When purchasing, there’s two main financing options. You have bank financing or seller financing. And the previous owner might be more interested than you think in taking back a note instead of cash because there are some tax benefits for them, and it’s less costly for you. So don’t discount that option.  Another popular transfer option if you’re an employee is a stock bonus. While no cash is transferred, this does create a taxable event for the employee. So, if 10% of the company is transferred via a stock bonus, then 10% of the value of the company will be added to your w-2 that year and tax will be due on that amount. Many companies will gross up the stock bonus to pay a portion of the taxes but you want to make sure this is discussed in advance of the stock bonus. For example, if your bonus is 10% of a company and that 10% is valued at $100,000, you could owe up to $40,000 in tax, but since you didn’t actually receive a hundred thousand dollars in cash, you might not have the cash flow to pay your taxes. 

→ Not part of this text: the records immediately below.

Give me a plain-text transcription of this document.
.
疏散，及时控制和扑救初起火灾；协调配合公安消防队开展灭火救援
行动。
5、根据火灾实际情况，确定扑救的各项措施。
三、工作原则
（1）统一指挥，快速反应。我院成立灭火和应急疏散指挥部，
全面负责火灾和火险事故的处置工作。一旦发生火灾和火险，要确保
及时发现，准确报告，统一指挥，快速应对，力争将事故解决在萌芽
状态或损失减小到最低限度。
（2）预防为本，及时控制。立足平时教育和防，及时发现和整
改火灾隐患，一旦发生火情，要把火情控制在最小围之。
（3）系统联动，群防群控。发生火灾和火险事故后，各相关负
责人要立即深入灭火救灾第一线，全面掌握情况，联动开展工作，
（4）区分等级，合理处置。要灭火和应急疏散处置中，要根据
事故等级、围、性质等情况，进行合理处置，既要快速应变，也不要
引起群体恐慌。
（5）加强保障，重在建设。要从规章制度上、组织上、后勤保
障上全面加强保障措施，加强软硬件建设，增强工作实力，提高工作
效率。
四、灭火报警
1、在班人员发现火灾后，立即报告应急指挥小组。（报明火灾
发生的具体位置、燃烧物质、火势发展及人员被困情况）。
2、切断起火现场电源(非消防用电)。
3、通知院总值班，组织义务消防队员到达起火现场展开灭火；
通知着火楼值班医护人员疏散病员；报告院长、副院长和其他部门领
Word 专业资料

As you transition to owner, various other financial responsibilities will be transferred to you like guaranteeing the debt and indemnifying the bonding company. Many lines of credit and bonding programs require personal guarantees from the owner, and it’s not uncommon for the owner to list their personal residence as collateral. Now, these terms are negotiable but doing so frequently requires additional working capital to be held in the company.  Here in Baltimore, relationships are a key part of doing business. As you transition to owner, you want to start or continue your relationships with your banker, bonding agent, CPA, attorney, and other professional services. Character is one of the three c’s considered in bond underwriting.